De haber nacido varón desconozco el nombre que me hubieran designado, sin embargo, al ser niña, solo existía un nombre posible, Isabel.
Isabel representa la ternura de un beso en la frente y el abrazo más fuerte recibido. Escenifica el matriarcado, el brío con el cual las palabras son pronunciadas y la fortaleza mantenida en años de dictaduras, repúblicas y guerras de una España opacada con la sangre de nuestros caídos. Isabel personifica la resiliencia, la serenidad y el coraje de una mujer que, a pesar de su frágil salud y analfabetismo, jamás permitió que la amordazaran.
Son historias contadas, sí, pero también imágenes de mi infancia. Rememoro el jolgorio de la familia días antes de partir hacia el pueblo y, en el trayecto en coche, el cantar con mi tía. Como si fuera ayer, empujo el pesado portón de madera, entrando, un inmediato frescor propiciado por las gruesas paredes de piedra.
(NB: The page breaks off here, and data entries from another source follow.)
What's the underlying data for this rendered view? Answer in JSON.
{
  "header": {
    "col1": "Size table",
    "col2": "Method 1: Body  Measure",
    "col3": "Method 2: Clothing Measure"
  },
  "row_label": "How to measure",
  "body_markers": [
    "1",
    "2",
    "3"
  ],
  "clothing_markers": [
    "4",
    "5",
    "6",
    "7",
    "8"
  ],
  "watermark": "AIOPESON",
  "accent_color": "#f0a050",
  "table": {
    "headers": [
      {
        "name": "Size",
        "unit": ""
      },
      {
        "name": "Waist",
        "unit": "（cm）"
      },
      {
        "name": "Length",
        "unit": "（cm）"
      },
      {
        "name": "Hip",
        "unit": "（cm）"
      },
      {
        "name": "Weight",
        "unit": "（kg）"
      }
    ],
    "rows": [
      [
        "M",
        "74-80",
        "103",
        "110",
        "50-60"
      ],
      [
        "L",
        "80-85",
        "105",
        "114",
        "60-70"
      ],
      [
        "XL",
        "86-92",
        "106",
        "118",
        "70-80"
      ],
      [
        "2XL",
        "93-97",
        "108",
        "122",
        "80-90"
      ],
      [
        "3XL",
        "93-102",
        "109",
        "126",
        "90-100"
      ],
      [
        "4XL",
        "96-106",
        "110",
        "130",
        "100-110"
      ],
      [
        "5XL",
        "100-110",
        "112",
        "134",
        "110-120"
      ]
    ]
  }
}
Me adentro algo más y fragancia a tierra húmeda proveniente de los botijos en el pasillo. A lo lejos —aunque todavía no la divise—, tras las puertas acristaladas, junto a la chimenea, en su mecedora, sé que se encuentra su amorosa figura. Mis ansias por llegar hasta su achuchón y poderla besar me parecen una gran distancia, siempre voy corriendo, junto a ráfagas de voceos que la alertan de mi presencia, por lo que, al encontrarme con su mirada, sus brazos ya están abiertos para acoger al terremoto de su primera bisnieta, Isabel.